Fehrnstrom certainly knows how to shock.
This is the guy, after all, who created the satirical Twitter account @CrazyKhazei and poked fun at Democrat Alan Khazei’s Massachusetts primary bid to face Republican Sen. Scott Brown, saying the challenger spends his time “making gay videos.” The tweet by Fehrnstrom, who is also Brown’s campaign spokesman, was a reference to the “It Gets Better” campaign to help prevent gay teen suicide.
Fehrnstrom, a former journalist with the Boston Herald, has been with the Romney campaign for a decade, a role he took on the day he threw in the towel while writing a news release for Popeye’s Fried Chicken’s spicy menu.
Since then, he’s famously defended his boss with sharp quips and sharp elbows.
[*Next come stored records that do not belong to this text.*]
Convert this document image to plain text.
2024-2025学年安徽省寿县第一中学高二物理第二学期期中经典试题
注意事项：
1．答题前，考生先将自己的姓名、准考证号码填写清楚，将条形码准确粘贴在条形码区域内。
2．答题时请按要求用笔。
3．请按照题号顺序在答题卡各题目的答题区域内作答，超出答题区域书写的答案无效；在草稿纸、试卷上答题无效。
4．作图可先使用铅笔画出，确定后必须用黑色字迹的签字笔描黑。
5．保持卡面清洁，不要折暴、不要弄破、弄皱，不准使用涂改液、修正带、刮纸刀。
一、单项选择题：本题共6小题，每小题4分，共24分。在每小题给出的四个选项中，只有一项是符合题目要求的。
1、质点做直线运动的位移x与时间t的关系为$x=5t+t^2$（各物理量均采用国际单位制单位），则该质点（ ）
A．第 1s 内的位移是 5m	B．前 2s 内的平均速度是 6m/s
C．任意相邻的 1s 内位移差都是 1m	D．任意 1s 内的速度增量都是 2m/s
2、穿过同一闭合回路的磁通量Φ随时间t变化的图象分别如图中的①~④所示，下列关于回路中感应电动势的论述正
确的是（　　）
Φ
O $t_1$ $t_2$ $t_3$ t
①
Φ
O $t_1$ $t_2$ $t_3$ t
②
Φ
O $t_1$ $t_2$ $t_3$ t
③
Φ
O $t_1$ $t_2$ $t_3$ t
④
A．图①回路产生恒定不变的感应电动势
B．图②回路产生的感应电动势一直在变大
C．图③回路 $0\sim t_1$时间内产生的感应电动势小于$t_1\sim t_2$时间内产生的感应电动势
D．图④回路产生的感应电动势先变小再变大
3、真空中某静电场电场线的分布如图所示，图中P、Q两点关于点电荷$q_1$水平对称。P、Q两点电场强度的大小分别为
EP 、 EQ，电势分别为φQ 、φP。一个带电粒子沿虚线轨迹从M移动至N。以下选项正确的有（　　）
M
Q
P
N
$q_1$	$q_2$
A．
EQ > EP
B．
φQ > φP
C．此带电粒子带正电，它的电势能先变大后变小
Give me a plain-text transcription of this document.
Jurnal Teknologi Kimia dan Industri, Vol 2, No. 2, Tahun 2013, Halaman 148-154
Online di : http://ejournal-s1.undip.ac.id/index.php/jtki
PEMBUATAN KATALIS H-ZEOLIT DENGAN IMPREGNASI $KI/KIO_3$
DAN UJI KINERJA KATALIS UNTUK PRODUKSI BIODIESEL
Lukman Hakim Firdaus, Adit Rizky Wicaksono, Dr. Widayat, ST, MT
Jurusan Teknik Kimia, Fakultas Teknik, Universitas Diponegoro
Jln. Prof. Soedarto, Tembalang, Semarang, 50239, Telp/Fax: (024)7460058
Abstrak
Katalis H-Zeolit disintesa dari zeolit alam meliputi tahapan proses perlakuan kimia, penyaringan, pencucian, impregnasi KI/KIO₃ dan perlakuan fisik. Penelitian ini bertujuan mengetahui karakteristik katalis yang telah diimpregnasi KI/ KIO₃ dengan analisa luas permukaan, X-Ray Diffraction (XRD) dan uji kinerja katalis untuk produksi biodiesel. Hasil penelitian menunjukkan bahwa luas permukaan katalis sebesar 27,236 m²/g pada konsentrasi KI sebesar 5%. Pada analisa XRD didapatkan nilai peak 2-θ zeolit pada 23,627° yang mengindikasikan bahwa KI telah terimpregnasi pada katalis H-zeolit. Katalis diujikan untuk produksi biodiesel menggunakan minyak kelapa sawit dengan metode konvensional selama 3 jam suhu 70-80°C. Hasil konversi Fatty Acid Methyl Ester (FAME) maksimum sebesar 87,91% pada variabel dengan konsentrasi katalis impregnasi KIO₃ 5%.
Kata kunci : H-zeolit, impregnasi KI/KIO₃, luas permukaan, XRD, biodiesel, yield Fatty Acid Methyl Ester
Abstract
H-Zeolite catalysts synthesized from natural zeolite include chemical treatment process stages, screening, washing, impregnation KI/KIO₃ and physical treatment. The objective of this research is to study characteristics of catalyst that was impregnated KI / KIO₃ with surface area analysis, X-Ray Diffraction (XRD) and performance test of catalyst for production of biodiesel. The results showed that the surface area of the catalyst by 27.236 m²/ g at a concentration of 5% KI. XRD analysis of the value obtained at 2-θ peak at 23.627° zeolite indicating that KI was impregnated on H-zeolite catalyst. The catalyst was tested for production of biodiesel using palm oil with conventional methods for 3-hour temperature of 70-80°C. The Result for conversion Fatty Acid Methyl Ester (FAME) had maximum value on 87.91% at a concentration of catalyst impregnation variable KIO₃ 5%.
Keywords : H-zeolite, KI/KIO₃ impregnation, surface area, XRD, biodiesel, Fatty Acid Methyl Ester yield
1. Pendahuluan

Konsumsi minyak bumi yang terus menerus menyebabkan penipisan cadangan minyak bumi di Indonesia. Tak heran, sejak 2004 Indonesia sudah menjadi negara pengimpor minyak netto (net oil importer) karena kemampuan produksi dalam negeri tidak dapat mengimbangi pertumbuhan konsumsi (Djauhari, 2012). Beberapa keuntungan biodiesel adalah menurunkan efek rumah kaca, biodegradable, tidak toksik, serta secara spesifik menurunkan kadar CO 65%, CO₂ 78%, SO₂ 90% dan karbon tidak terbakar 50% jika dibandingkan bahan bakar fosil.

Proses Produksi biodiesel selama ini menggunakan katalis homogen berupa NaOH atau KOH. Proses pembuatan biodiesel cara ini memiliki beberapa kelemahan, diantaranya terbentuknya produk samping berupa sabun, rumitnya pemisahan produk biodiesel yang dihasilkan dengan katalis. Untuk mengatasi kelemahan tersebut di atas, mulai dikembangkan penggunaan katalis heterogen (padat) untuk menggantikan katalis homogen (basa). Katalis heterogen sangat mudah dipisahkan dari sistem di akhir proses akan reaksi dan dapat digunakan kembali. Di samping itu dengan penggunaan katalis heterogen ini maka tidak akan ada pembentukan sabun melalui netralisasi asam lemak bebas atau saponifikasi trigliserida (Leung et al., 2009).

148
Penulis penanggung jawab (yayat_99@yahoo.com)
“He brings a toughness, a Boston street smarts mentality, a back-alley edge in a good sense … a ‘if you throw sand at me, I’m going to hit you in the nose’ sense,” Coes said. “Mitt’s not that way. It’s one of the most wonderful traits about Mitt. He’s just a remarkably kind man. He’s kind of like Ronald Reagan in that sense. … If you are a truly kind person, you need people around you with sharp elbows and people who can carve out a path for you in the woods.”